Weather
As I said in my last post, things got pretty chilly when the winter arrived. I suppose that is rather to be expected, so I didn’t dwell on it too long, but I do fear that I haven’t well represented the odd climate of Japan to you all. Now no country can help the hemisphere it’s in, nor how far from the equator it rests, but even as they labour under the yoke of regional megaclimates some individual landmasses retain enough influence to produce startling idiosyncrasies. Japan is one such.
This whole string of islands follows the same pattern – endless mountains surrounded by thin strips of land against the sea, with the occasional exposed plateau. Nobody bothers trying very hard to develop anything in the mountains, but the rest of the land is so cramped that they have to wallmount their livestock.
Moisture blows in off of the ocean from every direction, and gets driven up the side of the mountains until it cools enough to form gigantic clouds.
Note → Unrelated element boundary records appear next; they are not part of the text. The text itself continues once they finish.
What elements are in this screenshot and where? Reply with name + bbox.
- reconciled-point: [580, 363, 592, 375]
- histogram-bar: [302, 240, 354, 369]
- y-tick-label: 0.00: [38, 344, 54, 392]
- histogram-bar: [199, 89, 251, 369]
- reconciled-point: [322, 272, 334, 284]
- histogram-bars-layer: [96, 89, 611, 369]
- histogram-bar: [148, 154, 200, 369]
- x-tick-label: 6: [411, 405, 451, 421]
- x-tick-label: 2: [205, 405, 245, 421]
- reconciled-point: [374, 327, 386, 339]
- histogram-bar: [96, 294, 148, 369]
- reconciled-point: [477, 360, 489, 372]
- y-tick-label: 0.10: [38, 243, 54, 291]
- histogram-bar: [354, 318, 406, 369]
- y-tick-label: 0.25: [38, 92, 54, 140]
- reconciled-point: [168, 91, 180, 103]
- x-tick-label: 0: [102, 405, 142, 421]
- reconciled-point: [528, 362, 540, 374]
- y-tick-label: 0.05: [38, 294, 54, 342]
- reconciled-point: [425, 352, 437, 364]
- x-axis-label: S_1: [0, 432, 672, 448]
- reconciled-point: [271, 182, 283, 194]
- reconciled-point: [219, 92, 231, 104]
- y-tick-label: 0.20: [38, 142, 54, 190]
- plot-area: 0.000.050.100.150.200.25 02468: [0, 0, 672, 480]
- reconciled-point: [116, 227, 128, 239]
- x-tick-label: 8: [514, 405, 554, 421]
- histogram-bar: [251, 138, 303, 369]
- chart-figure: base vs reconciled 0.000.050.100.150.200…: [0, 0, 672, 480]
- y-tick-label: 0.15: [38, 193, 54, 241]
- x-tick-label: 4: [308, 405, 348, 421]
Then it mills about, trapped between the peaks, until it finds a gap to trickle out and slides down into the cities. When I got up this morning to go to class, the campus looked like this:

But the days are warming up, and at these lower climes the cuts through it pretty fast. When I left my class an hour and a half later, I took this photograph:

And by the time I’d walked to the end of the path and looked behind me, those last few wisps were rolling away:

You could see the cloud rising up from the whole campus over the space of about half an hour:

This happens every two days or so. I’m not sure how far the clouds drop, because I’m never down into the city early enough to find out, but I understand from my Japanese friends that it’s the same all over the country. Until June, of course, when commences fourty days of searing heat and hope-destroying typhoon.